Par Léa Trentalaud, consultante senior chez CHEFCAB

Dès sa prise de fonction, Michel Barnier a placé la santé mentale au cœur de ses priorités, en annonçant faire de ce sujet la grande cause de l’année 2025. Lors de son discours de politique générale, le chef du gouvernement a rappelé que les problèmes de santé mentale touchent 1 Français sur 5, et que les maladies psychiques constituent la première dépense de l’assurance maladie. Selon les mots de Michel Barnier, “la santé mentale est l’affaire de tous : Etat, collectivités, entreprises, associations”. L’entreprise, justement, joue un rôle central en matière d’épanouissement des salariés, et de prévention des risques professionnels.

« Selon une étude publiée en décembre 2023 par la Fondation Jean Jaurès, près d’un quart des Français ne sont pas épanouis au travail. »

Selon une étude publiée en décembre 2023 par la Fondation Jean Jaurès, près d’un quart des Français ne sont pas épanouis au travail. Face à ce chiffre éloquent, il convient de se pencher sur les facteurs impactant directement la santé mentale des salariés.

Une étude publiée en août dernier par la DARES met en lumière les effets néfastes sur la santé d’une forte intensité de travail, et les effets bénéfiques, à l’inverse, d’une latitude importante laissée au salarié dans la conduite de son travail. L’étude pointe également l’effet de l’automatisation des tâches sur la santé mentale : les salariés exerçant un métier automatisable sont plus susceptibles d’avoir une santé mentale dégradée, face à un sentiment d’insécurité quant à l’avenir de leur travail. Enfin, l’étude souligne l’ambivalence du télétravail ; lorsqu’il est subi par le salarié, il augmente les risques de dégradation de la santé mentale.

« Le bien-être mental des salariés constitue donc un sujet stratégique et financier pour les entreprises, il doit être érigé au rang de priorité. »

L’OMS estime pour sa part que la dépression et l’anxiété font perdre chaque année 12 milliards de jours de travail à l’échelle mondiale, soit une perte de productivité de 1000 milliards de dollars. Le bien-être mental des salariés constitue donc un sujet stratégique et financier pour les entreprises, il doit être érigé au rang de priorité.

Parmi les pistes qui pourraient être explorées pour favoriser la bonne santé mentale des salariés, la reconnaissance des troubles psychologiques comme maladie professionnelle constituerait un premier pas. C’est ce que préconise la Fondation Jean Jaurès, rappelant que cette absence de classification comme maladie professionnelle déresponsabilise les entreprises. Ces dernières n’ont pas d’obligation de déployer de plans de prévention, et n’ont pas de contraintes financières, les coûts d’arrêts maladie éventuels étant pris en charge par l’Assurance maladie et non par l’entreprise – comme c’est le cas pour les maladies professionnelles.

Alors que 60% des métiers devraient être touchés par l’intelligence artificielle, selon un rapport du FMI en date de janvier 2024, charge également aux entreprises et aux branches professionnelles de réfléchir concrètement aux transformations à opérer pour lutter contre l’obsolescence programmée de certains métiers, et l’incertitude qui y est associée pour les salariés.  

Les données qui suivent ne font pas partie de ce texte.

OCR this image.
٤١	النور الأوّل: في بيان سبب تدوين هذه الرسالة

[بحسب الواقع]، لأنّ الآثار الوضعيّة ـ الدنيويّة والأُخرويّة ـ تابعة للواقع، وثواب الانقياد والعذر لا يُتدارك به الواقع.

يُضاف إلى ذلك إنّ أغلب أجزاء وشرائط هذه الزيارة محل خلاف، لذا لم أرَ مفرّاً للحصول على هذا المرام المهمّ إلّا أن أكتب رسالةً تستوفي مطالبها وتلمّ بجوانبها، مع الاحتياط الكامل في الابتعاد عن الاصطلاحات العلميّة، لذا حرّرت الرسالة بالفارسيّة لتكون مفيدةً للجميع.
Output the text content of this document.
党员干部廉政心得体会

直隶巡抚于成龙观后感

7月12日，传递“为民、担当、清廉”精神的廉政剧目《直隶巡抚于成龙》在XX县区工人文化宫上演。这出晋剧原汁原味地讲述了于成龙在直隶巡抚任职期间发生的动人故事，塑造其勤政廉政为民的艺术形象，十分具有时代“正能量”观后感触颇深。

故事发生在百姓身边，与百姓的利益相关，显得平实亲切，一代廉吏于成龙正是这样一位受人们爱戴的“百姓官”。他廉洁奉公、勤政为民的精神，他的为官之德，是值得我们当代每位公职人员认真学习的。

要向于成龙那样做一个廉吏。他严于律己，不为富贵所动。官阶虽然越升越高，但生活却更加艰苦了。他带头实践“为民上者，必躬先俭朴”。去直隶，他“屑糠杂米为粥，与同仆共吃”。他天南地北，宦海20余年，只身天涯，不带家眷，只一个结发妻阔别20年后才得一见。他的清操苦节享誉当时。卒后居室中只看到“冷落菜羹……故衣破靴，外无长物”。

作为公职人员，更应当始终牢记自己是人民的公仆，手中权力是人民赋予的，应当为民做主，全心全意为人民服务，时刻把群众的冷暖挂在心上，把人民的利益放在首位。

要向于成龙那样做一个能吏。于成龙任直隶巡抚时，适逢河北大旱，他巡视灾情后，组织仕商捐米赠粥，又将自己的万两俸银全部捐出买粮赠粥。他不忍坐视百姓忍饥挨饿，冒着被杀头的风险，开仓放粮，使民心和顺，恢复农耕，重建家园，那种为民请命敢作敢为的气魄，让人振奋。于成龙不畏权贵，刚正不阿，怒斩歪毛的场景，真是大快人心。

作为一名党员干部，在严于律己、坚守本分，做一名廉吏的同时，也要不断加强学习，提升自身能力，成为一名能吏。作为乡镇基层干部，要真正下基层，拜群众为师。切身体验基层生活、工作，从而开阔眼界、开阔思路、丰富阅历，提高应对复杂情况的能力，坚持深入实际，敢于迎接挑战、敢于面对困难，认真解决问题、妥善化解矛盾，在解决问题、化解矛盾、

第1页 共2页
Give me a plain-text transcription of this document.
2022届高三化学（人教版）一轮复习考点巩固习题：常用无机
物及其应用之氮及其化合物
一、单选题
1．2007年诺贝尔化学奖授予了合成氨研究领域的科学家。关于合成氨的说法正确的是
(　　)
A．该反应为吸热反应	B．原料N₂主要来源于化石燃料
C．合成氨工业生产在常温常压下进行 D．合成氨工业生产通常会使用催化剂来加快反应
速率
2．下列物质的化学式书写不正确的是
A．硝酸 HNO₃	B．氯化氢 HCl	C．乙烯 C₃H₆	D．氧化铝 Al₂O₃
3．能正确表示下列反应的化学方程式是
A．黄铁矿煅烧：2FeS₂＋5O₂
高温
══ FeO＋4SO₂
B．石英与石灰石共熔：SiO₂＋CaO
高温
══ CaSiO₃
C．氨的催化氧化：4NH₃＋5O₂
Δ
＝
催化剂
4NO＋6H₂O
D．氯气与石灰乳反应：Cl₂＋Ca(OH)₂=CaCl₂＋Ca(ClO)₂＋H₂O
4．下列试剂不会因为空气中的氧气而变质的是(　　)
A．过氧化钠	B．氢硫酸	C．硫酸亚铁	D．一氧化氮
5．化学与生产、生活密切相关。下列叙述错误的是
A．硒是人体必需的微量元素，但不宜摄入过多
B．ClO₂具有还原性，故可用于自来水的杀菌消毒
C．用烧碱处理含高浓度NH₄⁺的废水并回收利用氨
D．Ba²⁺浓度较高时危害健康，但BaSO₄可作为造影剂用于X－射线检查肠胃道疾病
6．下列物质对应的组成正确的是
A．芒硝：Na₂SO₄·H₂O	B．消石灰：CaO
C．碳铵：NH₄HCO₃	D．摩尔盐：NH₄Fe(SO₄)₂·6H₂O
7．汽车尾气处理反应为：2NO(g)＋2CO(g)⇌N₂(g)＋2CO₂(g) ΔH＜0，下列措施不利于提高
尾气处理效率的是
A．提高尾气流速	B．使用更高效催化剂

Afin de contrer l’absence d’épanouissement professionnel trop largement constaté, une autre solution serait de permettre aux actifs de mobiliser gratuitement un bilan de compétences au cours de leur carrière, au moment de leur choix. Bien que cette mesure représente un investissement considérable pour l’Etat en période de restriction budgétaire, elle pourrait permettre des gains à moyen terme, en réduisant les coûts des arrêts maladies liés au mal-être au travail. Selon une étude du cabinet Asterès publiée en 2023, les actifs ayant suivi un bilan de compétences connaissent une amélioration significative de leur bien-être au travail, se traduisant par une meilleure productivité, et un renforcement de leur présentéisme.

« Enfin, la rémunération demeure, pour 59% des Français, le principal facteur d’épanouissement au travail, selon l’étude de la fondation Jean Jaurès. »

Enfin, la rémunération demeure, pour 59% des Français, le principal facteur d’épanouissement au travail, selon l’étude de la fondation Jean Jaurès. Si le niveau de salaire ne peut pas suffire à l’épanouissement, il en est une condition sine qua non. Au-delà de la revalorisation du SMIC de 2% annoncée par Michel Barnier lors de son discours de politique générale, le nouveau gouvernement devra veiller à ce que le travail paie, mot d’ordre martelé par le Président de la République mais peinant à trouver une application concrète.